Last month I bought myself a birthday present: front row center seats for Champions of the Dance, which we saw last night at the Hult Center in Eugene.
Excellent ticket-buying decision.
There's a time to be at least a few rows back in a large auditorium, so you can get the stage's big picture. But not for a professional ballroom dancing show which mostly featured one couple onstage at once.
We hugely enjoyed Champions of the Dance. The quality of the performers didn't seem quite up to the level of the finalists in The American Ballroom Challenge, which we've watched on PBS the past few years.
But they were darn good.
Maria Damalas was my favorite, for reasons that would be even more readily apparent than you can judge by this photo of her if you picture her dressed in a skin-tight body stocking rather than a dress.
Near the end of the show (thankfully, because it prevented my blood pressure from continuing to rise into a danger zone) Maria turned her back to the audience and performed a booty-shaking shimmy that was a marvel to behold.
You can get a flavor of what this level of ballroom dancing is like via a video of some American Ballroom Challenge competition.
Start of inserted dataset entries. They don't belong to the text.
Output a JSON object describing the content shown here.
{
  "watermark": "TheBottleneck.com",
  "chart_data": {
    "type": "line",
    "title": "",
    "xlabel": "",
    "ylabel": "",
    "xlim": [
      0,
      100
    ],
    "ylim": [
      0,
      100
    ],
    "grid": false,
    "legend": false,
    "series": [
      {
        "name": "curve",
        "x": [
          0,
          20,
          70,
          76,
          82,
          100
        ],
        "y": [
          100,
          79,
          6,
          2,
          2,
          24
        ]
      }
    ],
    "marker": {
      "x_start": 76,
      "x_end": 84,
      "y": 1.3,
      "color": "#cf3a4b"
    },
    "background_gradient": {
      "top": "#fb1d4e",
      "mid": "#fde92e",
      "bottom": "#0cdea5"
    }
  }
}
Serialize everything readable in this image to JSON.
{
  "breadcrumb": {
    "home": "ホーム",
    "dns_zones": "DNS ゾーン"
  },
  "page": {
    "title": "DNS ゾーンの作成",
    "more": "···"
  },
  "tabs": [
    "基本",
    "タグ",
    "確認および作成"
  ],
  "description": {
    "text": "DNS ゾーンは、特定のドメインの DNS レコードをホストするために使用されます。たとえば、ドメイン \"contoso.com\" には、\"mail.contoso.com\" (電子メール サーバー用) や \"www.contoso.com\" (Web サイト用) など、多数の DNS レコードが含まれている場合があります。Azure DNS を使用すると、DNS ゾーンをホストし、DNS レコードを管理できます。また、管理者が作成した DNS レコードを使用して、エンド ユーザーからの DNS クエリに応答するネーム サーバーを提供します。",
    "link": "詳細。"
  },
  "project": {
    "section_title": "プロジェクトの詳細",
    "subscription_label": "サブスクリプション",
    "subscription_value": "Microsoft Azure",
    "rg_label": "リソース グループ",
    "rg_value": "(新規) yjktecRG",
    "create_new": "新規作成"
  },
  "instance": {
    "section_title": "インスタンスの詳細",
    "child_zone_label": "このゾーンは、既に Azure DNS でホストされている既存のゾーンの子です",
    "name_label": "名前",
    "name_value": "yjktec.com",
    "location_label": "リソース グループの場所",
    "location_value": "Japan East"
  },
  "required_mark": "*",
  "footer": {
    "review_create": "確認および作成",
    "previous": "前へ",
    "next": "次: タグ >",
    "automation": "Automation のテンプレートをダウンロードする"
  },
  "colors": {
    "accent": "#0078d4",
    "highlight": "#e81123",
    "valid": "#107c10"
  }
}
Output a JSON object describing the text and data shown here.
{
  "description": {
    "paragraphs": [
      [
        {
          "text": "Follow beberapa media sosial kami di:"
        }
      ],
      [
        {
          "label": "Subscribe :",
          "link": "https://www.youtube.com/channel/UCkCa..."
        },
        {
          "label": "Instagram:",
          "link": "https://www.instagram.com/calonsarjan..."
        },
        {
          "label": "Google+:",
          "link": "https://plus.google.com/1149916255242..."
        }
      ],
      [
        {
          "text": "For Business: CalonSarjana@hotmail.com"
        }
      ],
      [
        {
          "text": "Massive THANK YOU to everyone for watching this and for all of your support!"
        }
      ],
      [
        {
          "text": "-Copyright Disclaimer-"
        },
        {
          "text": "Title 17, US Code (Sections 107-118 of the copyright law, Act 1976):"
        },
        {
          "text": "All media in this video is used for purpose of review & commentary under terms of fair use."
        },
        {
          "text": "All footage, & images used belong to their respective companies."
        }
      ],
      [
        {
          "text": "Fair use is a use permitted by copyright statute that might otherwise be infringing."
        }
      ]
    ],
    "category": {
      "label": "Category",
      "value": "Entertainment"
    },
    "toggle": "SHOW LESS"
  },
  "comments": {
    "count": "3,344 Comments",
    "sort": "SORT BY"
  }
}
I've got some of these performances copied on DVD. (The Latin action that starts at about the 56 second mark is way cool.)
The moments when Maria -- to offer an example that comes readily, really readily, to mind -- danced near the edge of the stage and projected one of her intense sultry, sensual looks taught me a lot about professional dancing that isn't apparent from TV watching.
These dancers are into it. 100%. They don't hold anything back. When they move, everything moves. Every part of their body. Along with their mind, personality, emotions.
This morning I came across a passage in a Zen book.
Whatever you do
if you do it wholeheartedly,
it is perfect.
Guess that helps explain why the dancers we watched last night looked so perfect. Their perfection wasn't just a lack of missteps, but also was reflected in how they committed themselves so completely to each and every movement.
Laurel and I were surprised by how expressive the dancers' mouths were. Lots of opening and closing, which at first seemed a bit fakey to me.
But then I saw their ever-moving faces as part and parcel of their ever-moving legs, arms, torsos, and other body parts. Most of us preserve a "poker face" pretty much as we go through our day, not allowing our feelings to be openly apparent.
With these dancers, though, the music meshed with their mood, which meshed with their movements, which meshed with the entire atmosphere in the auditorium.
Wonderful.
As was the rest of our Eugene experience, a town we don't visit as often as we should. Started at Vero Expresso House: great lattes and scones. Then had an enjoyable vegetarian dinner at Ratatouille, a few blocks away.
Champions of the Dance was dessert. I did a lot of drooling.